Opposite Joseph is Valene Kane as Lady Macbeth, whose desperation for power is clear in her performance. Despite being a touch too hyperactive during her more fiery moments – my favourite speech (‘Come, you spirits’) became slightly too excitable as to lose the intimate intensity of the moment – she is still a formidable Lady Macbeth who matches Joseph perfectly in their pairing.
Much has been made of the rewritten ‘Porter’ scene for this production. Normally the ‘comic relief’ of this tragedy, the RSC has brought on board Stewart Lee to rewrite the scene as a stand-up routine, performed to perfection by Alison Peebles to rip into pop culture figures, the Conservative Party and more, and there was a fantastic moment of audience interaction where some unfortunately-situated GCSE students in the front row on Press Night found themselves the unexpected centre of attention as Peebles made jokes about the way this play is commonly studied in GCSE lessons. It was a fine four minutes of comedy – but tonally it didn’t quite fit with Wilson’s otherwise dark and hazy production, although separate from the shadows of Wilson’s Macbeth it was an excellent piece of writing.

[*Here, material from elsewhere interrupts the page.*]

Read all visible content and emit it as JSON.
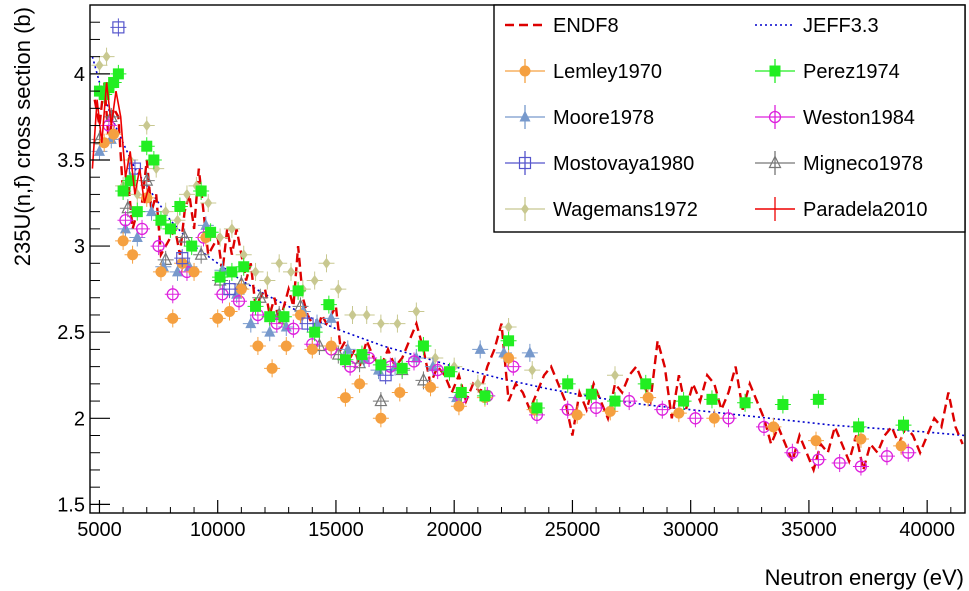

In true RSC form, live music accompanies the play with Alasdair MacRae’s compositions elevating the atmosphere immensely. In time with the witches’ speech, the brass players blow not quite notes into the instruments, creating a sonically striking sound against the speech of the performers. In between scenes, dramatic dirges (and I use this word not as a negative) punctuate the action, while a bagpipe-led melody accompanying the coronation of Macbeth affirms the Scottish setting.
We can always count on the RSC to produce productions that challenge, excite and innovate, finding new meaning in Shakespeare’s masterpieces. Perhaps this Macbeth isn’t the finest of them all, but there are brilliant ideas in this production that don’t quite get the exploration they need. There’s a mix of spookiness, horror and humour that don’t quite gel this time, but the ideas are sound enough for a good evening of Shakespearean entertainment.